Second, the District Court did not abuse its discretion in finding that H&K
acted in bad faith. Although H&K received a copy of the Board of Claims
Complaint on September 17, 2007, it did not first seek to withdraw its Haines I
appeal until November 5, 2008. Thus, as the District Court pointed out, H&K had
knowledge of the contents of Balfour’s Board of Claims Complaint more than a
year before it first attempted to withdraw its appeal. H&K lamely suggests this
time was spent “review[ing] the Board of Claims Complaint” and “thereafter
conduct[ing] due diligence.” But we fail to see how H&K needed to conduct due
diligence over a twelve month period in order to understand how Balfour’s
complaint against PennDOT somehow impacted H&K’s rights.
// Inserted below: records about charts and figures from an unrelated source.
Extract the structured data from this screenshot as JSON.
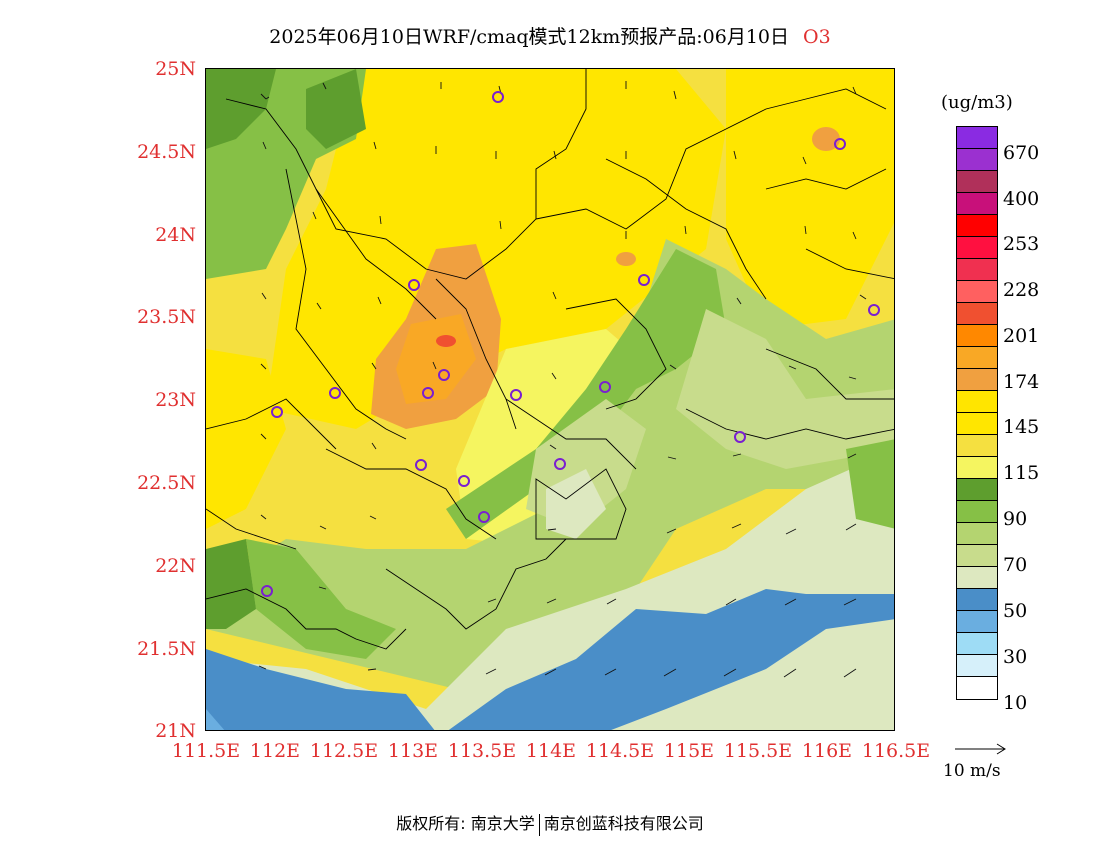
{
  "title": "2025年06月10日WRF/cmaq模式12km预报产品:06月10日",
  "species": "O3",
  "map": {
    "lat_labels": [
      "25N",
      "24.5N",
      "24N",
      "23.5N",
      "23N",
      "22.5N",
      "22N",
      "21.5N",
      "21N"
    ],
    "lon_labels": [
      "111.5E",
      "112E",
      "112.5E",
      "113E",
      "113.5E",
      "114E",
      "114.5E",
      "115E",
      "115.5E",
      "116E",
      "116.5E"
    ]
  },
  "legend": {
    "unit": "(ug/m3)",
    "colors": [
      "#8a2be2",
      "#9b30d0",
      "#b0305a",
      "#c8107a",
      "#ff0000",
      "#ff1040",
      "#f03050",
      "#ff6060",
      "#f05030",
      "#ff8800",
      "#f9a825",
      "#f0a040",
      "#ffe500",
      "#ffe600",
      "#f5e040",
      "#f5f560",
      "#5e9e2e",
      "#86c046",
      "#b4d470",
      "#c8dc8c",
      "#dde8c0",
      "#4a8ec8",
      "#6aaee0",
      "#9edcf5",
      "#d6f0fa",
      "#ffffff"
    ],
    "labels": [
      "670",
      "400",
      "253",
      "228",
      "201",
      "174",
      "145",
      "115",
      "90",
      "70",
      "50",
      "30",
      "10"
    ]
  },
  "vector_ref": "10 m/s",
  "footer": {
    "left": "版权所有: 南京大学",
    "right": "南京创蓝科技有限公司"
  },
  "colors": {
    "axis_label": "#e03030",
    "title_species": "#e03030",
    "station_marker": "#7a1fd0"
  }
}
Further, the extended delay is not the only factor supporting an inference of
bad faith. As the District Court explained, H&K was motivated to drag its heels so
it could “avail[] itself of the benefits of pressure on Balfour” created by “a pending
appeal, the Third Circuit’s mandatory mediation program and the obtaining of a[n
appellate] briefing schedule.” These factors support the District Court’s imposition
of a rebuttable inference of bad faith. See Krystal Cadillac-Oldsmobile, 337 F.3d at
9
321 (“[A] rebuttable inference of bad faith arises when averments in the pleadings
demonstrate both knowledge of a claim and a motive to conceal that claim in the
face of an affirmative duty to disclose.”) (citing Oneida Motor Freight, Inc. v.
United Jersey Bank, 848 F.2d 414, 416–18 (3d Cir. 1988)).
Finally, dismissal of Haines II is the appropriate sanction for H&K’s
conduct. We agree with the District Court that “any lesser sanction . . . would still
reward H&K for duplicitous conduct in the course of its appeals process” and
“[m]ore seriously, . . . would not compensate the [various] courts for their waste of
scarce judicial resources.”
Finally, we are satisfied that H&K received a full and fair opportunity to be
heard, as it had multiple opportunities to address the issue of judicial estoppel
before the District Court. Although H&K argues it was entitled to an evidentiary
hearing on the issue of bad faith, “a district court need not always conduct an
evidentiary hearing before finding the existence of bad faith for judicial estoppel
purposes.” Montrose Med. Grp., 243 F.3d at 780 n.5 (citations omitted). Here, the
record was sufficient for the District Court to conclude that H&K affirmatively
misrepresented its procedural position and “played fast and loose with the courts.”
Id. at 780. Accordingly, we will affirm the District Court’s order dismissing the
complaint based on judicial estoppel.